In his early career, Munch did not make commissioned portraits – which allowed him to experiment and challenge existing ways of painting. Moving to Berlin changed his outlook – he was now socialising with a group of wealthy patrons, who read Nietzsche and commissioned art. Their philosophy of a godless world and human will to power differed dramatically to that of Munch’s upbringing, but he was interested and subscribed to it.

A visitor observes Felix Auerbach (1906) by Edvard Munch, displayed as part of the exhibition Edvard Munch Portraits at the National Portrait Gallery. Copyright David Parry.

 

The portraits became grander and more daring in colour and technique. But they differed greatly in the way the sitters were treated. Physics professor Felix Auerbach is shown sporting a cigar on a fiery red background – a homage to Munch’s hero van Gogh. An unfinished portrait of banker Ernest Thiel shows him standing, arms folded, against an icy-blue backdrop. Munch was so overcome with anger while painting him that he punched the canvas. And yet, Thiel was one of his most important patrons.

Edvard Munch, Ernest Thiel, 1907, Oil on canvas, Thielska Galleriet, Stockholm. Photo Tiesennotes.

 

Munch’s success brought with it the usual pitfalls. In 1908 he had a mental breakdown following a busy schedule of exhibiting, moving around, and drinking. He was admitted to a clinic but continued to work. His paintings become wilder, colours brighter, brushstrokes freer.

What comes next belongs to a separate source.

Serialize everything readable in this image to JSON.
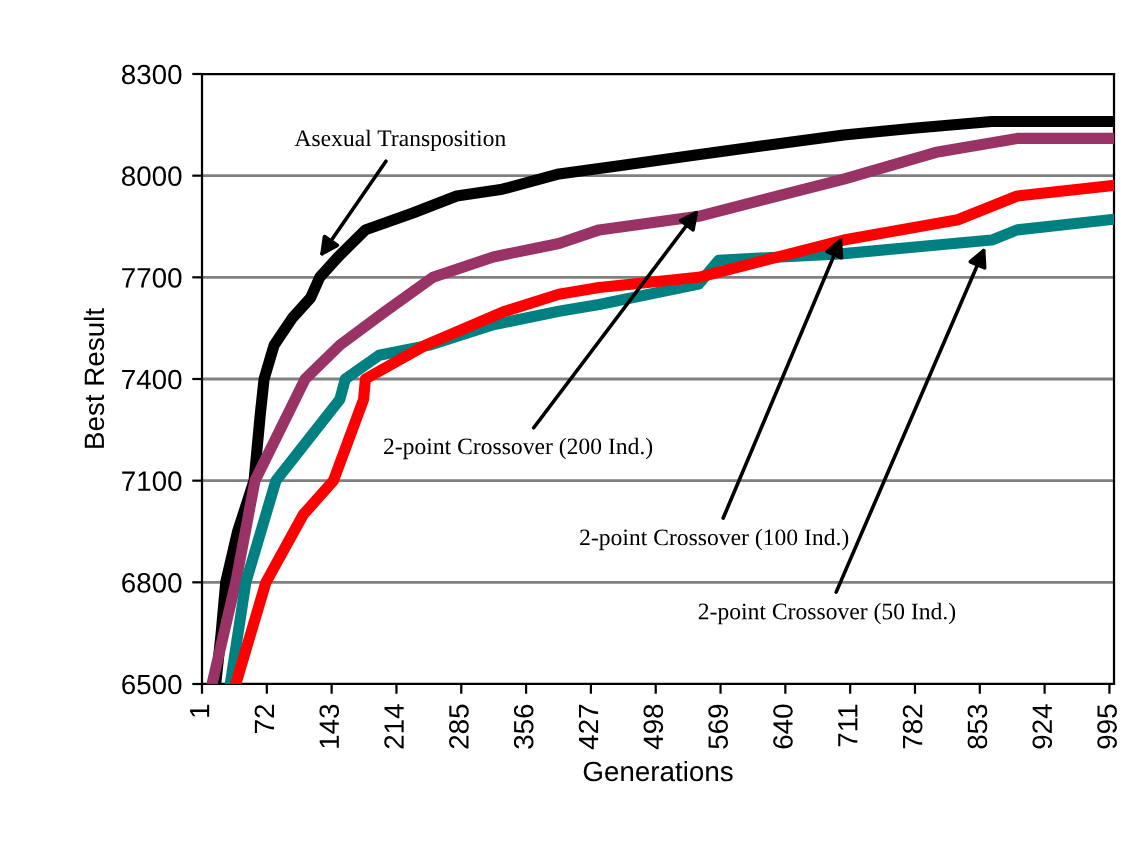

In the words of the show’s curator Dr Alison Smith, at that time he ‘separates the brushstrokes from what they are depicting’.

Edvard Munch, Henriette Olsen, 1932, Oil on canvas, Siem Group. Photo Tiesennotes.

 

He returns to Norway a broken, but famous man – a national treasure. The diverse range of sitters shows just how wide his social circle became: from complete strangers and servants to wealthy Norwegian families and, most crucially, his close friends and supporters. The portraits of the latter he kept for himself. One reason suggested is that he wanted to keep those people close to him; I suspect some sitters may not have been very happy with their likenesses.

A visitor observes Jappe Nilssen (1909) by Edvard Munch, displayed as part of the exhibition Edvard Munch Portraits at the National Portrait Gallery. Copyright David Parry.

 

Jappe Nilssen – in Munch’s own words, his ‘glorious hero’ – pointed out that ‘He has given full reign to his vicious side and could easily have painted a more beautiful portrait.’ Nilssen appeared in Munch’s paintings of emotions – specifically in his many variants of Melancholy (1891). Perhaps it is this closeness and friendship that allowed Munch to paint Nilssen exactly how he wanted. His style and technique at that time vary tremendously – from very loose washes with paint dripping along the canvas in one/some, to heavy thick swirls of paint in another.

 

This is an exhibition that tells three stories in one. First it is the story of the artist behind The Scream. Second, it tells us of a changing Europe at the turn of the century. Thirdly, it is the story of art that was transformed by these changes. Each one of these stories alone would be enough to make this show worth seeing. I think it’s one of the most thought-provoking shows of 2025.